What is it that’s compelled three (or maybe even four) of Wall Street’s most-successful billionaire money managers to lift Meta Platforms to the top of the pedestal?
For starters, Meta’s moat in the social media space appears insurmountable. The company’s family of apps, which includes Facebook (the most-visited social site), Instagram, WhatsApp, Facebook Messenger, and Threads, collectively lure 3.29 billion daily active users. Advertisers are well aware that no other social media platform offers them access to more eyeballs, and are thus willing to pay a premium price to Meta to get their message(s) in front of users.
To build on this point, Meta has established a successful blueprint for developing new assets and monetizing them only when the time is right.

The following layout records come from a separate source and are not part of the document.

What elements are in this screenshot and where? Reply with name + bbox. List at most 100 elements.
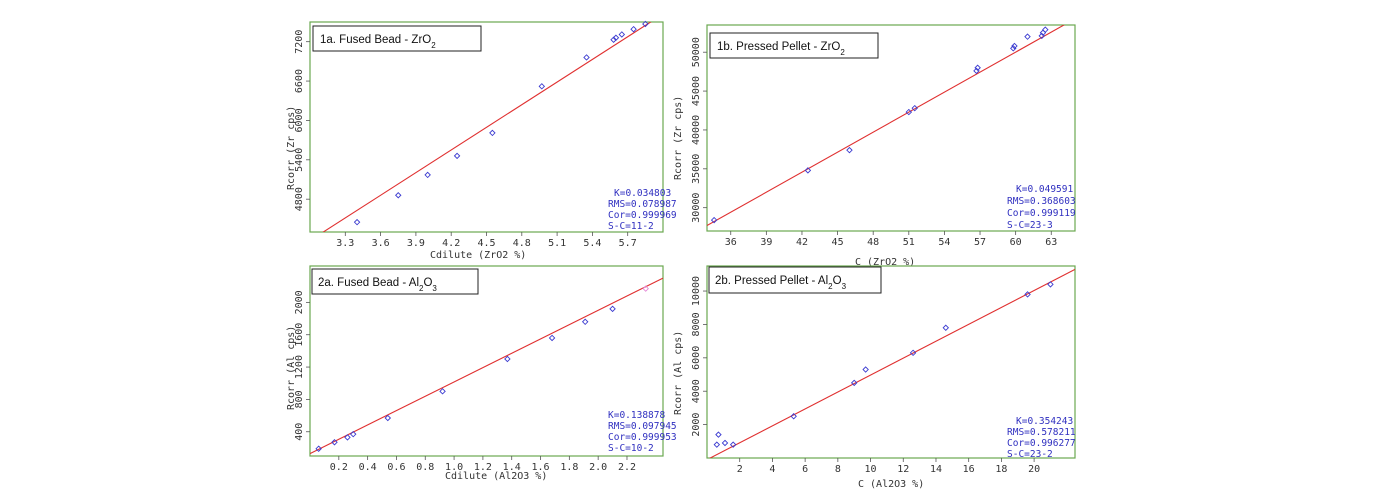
x-tick-label: 2.2: [618, 462, 636, 473]
x-tick-label: 12: [897, 464, 909, 475]
data-point: [1011, 42, 1018, 50]
data-point: [548, 334, 556, 342]
data-point: [353, 218, 361, 226]
stat-rms: RMS=0.368603: [1007, 196, 1076, 207]
data-point: [581, 318, 589, 326]
x-tick-label: 42: [796, 237, 808, 248]
x-tick-label: 51: [903, 237, 915, 248]
y-axis-label: Rcorr (Zr cps): [673, 96, 684, 180]
chart-title: 2b. Pressed Pellet - Al: [715, 275, 828, 287]
x-tick-label: 16: [963, 464, 975, 475]
chart-title-subscript: 2: [828, 282, 833, 291]
chart-title-subscript-2: 3: [432, 284, 437, 293]
x-tick-label: 4.8: [513, 238, 531, 249]
stat-cor: Cor=0.999969: [608, 210, 677, 221]
chart-title-tail: O: [423, 277, 432, 289]
y-tick-label: 6600: [294, 69, 305, 93]
x-tick-label: 1.0: [445, 462, 463, 473]
y-tick-label: 45000: [691, 76, 702, 106]
x-tick-label: 20: [1028, 464, 1040, 475]
title-box: 1b. Pressed Pellet - ZrO2: [709, 32, 879, 59]
x-tick-label: 0.8: [416, 462, 434, 473]
title-box: 1a. Fused Bead - ZrO2: [312, 25, 482, 52]
chart-title: 2a. Fused Bead - Al: [318, 277, 419, 289]
chart-title-tail: O: [833, 275, 842, 287]
chart-title: 1a. Fused Bead - ZrO: [320, 34, 431, 46]
x-tick-label: 8: [835, 464, 841, 475]
y-tick-label: 10000: [691, 276, 702, 306]
data-point: [1024, 33, 1031, 40]
stats-block: K=0.049591 RMS=0.368603 Cor=0.999119 S-C…: [1007, 184, 1076, 231]
y-tick-label: 1600: [294, 323, 305, 347]
stat-rms: RMS=0.078987: [608, 199, 677, 210]
data-point: [395, 192, 402, 199]
x-axis-label: Cdilute (Al2O3 %): [445, 471, 547, 482]
chart-title-subscript: 2: [419, 284, 424, 293]
data-point: [1042, 26, 1049, 33]
x-tick-label: 6: [802, 464, 808, 475]
stat-cor: Cor=0.999119: [1007, 208, 1076, 219]
x-tick-label: 1.4: [503, 462, 521, 473]
data-point: [424, 171, 431, 179]
x-tick-label: 45: [832, 237, 844, 248]
data-point: [974, 64, 981, 71]
y-axis-label: Rcorr (Zr cps): [286, 106, 297, 190]
y-tick-label: 400: [294, 423, 305, 441]
plot-layer: 3.3 3.6 3.9 4.2 4.5 4.8 5.1 5.4 5.7 4800 5400 6000 6…: [294, 20, 652, 249]
chart-title: 1b. Pressed Pellet - ZrO: [717, 41, 840, 53]
x-tick-label: 60: [1010, 237, 1022, 248]
svg-text:2a. Fused Bead - Al2O3: 2a. Fused Bead - Al2O3: [318, 277, 437, 293]
y-tick-label: 2000: [294, 290, 305, 314]
y-tick-label: 35000: [691, 154, 702, 184]
fit-line: [707, 25, 1066, 227]
plot-layer: 2 4 6 8 10 12 14 16 18 20 2000 4000 6000 8000 10000: [691, 268, 1075, 475]
data-point: [630, 25, 637, 33]
data-point: [1047, 281, 1054, 288]
x-tick-label: 54: [938, 237, 950, 248]
x-tick-label: 39: [760, 237, 772, 248]
x-tick-label: 1.8: [560, 462, 578, 473]
x-tick-label: 10: [865, 464, 877, 475]
data-point: [942, 324, 950, 332]
y-tick-label: 6000: [691, 346, 702, 370]
data-point: [642, 20, 649, 28]
data-point: [489, 129, 496, 137]
stat-k: K=0.354243: [1016, 416, 1073, 427]
data-point: [612, 34, 620, 41]
data-point: [790, 413, 797, 420]
x-tick-label: 36: [725, 237, 737, 248]
chart-panel-2a: 0.2 0.4 0.6 0.8 1.0 1.2 1.4 1.6 1.8 2.0 2.2 400 800 1…: [286, 265, 677, 482]
data-point: [862, 366, 869, 373]
stat-sc: S-C=23-2: [1007, 449, 1053, 460]
data-point: [439, 388, 446, 395]
plot-frame: [706, 24, 1076, 232]
data-point: [609, 305, 616, 313]
plot-layer: 36 39 42 45 48 51 54 57 60 63 30000 35000 40000 45000…: [691, 25, 1066, 248]
stat-rms: RMS=0.097945: [608, 421, 677, 432]
data-point: [850, 379, 858, 387]
stat-k: K=0.049591: [1016, 184, 1073, 195]
x-axis-label: C (Al2O3 %): [858, 479, 924, 490]
x-tick-label: 3.9: [407, 238, 425, 249]
chart-panel-1b: 36 39 42 45 48 51 54 57 60 63 30000 35000 40000 45000…: [673, 24, 1076, 268]
stat-k: K=0.138878: [608, 410, 665, 421]
data-point: [315, 445, 322, 452]
plot-frame: [706, 265, 1076, 459]
x-tick-label: 0.6: [387, 462, 405, 473]
y-tick-label: 30000: [691, 193, 702, 223]
fit-line: [709, 268, 1075, 458]
data-point: [911, 104, 918, 112]
x-axis-label: Cdilute (ZrO2 %): [430, 250, 526, 261]
y-tick-label: 8000: [691, 312, 702, 336]
stat-sc: S-C=10-2: [608, 443, 654, 454]
y-axis-label: Rcorr (Al cps): [286, 326, 297, 410]
stats-block: K=0.138878 RMS=0.097945 Cor=0.999953 S-C…: [608, 410, 677, 454]
stat-rms: RMS=0.578211: [1007, 427, 1076, 438]
stat-k: K=0.034803: [614, 188, 671, 199]
svg-text:1a. Fused Bead - ZrO2: 1a. Fused Bead - ZrO2: [320, 34, 436, 50]
data-point: [1024, 291, 1031, 298]
stat-sc: S-C=11-2: [608, 221, 654, 232]
stat-cor: Cor=0.996277: [1007, 438, 1076, 449]
x-tick-label: 4.5: [477, 238, 495, 249]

For instance, Meta launched Threads in July 2023 and quickly hit 100 million monthly active users (MAUs). However, CEO Mark Zuckerberg and his team held off on monetizing Threads with ads. With the app now topping 300 million MAUs, Meta is free to turn on the spigot and begin generating advertising revenue.
Billionaires Coleman, Laffont, and Mandel are likely also intrigued by Meta’s higher-growth initiatives, which include AI and the metaverse. Meta announced in January 2024 that it’d be purchasing 350,000 Hopper GPUs (a total order of around $10.5 billion) from Nvidia to fuel its AI-data center ambitions. Meta has been making generative AI solutions available to advertisers, which can generate/tailor messages to users.
In a historically pricey stock market, it’s also nice to have a buffer. Meta closed out the September quarter with $70.9 billion in cash, cash equivalents, and marketable securities, and has been averaging north of $21 billion in net cash generated from operations per quarter. This is a company that has the ability to take risks few others can -- yet there’s still enough cash left over to pay a dividend and buy back stock.
The final piece of the puzzle that helps explain why billionaires Chase Coleman, Philippe Laffont, and Stephen Mandel favor Meta Platforms over all other stocks is its valuation. Even though Meta’s forward price-to-earnings (P/E) ratio of 25 marks its highest valuation multiple in years, the company’s price-to-earnings-growth ratio (PEG Ratio) of 1.08 is essentially on par with its average PEG Ratio reading of 1.09 over the trailing-five-year period.
In simpler terms, if you take into account Meta’s accelerated earnings growth, the company’s P/E ratio relative to its growth is still quite attractive. Though no stock moves up in a straight line, the future appears bright for “Magnificent” Meta.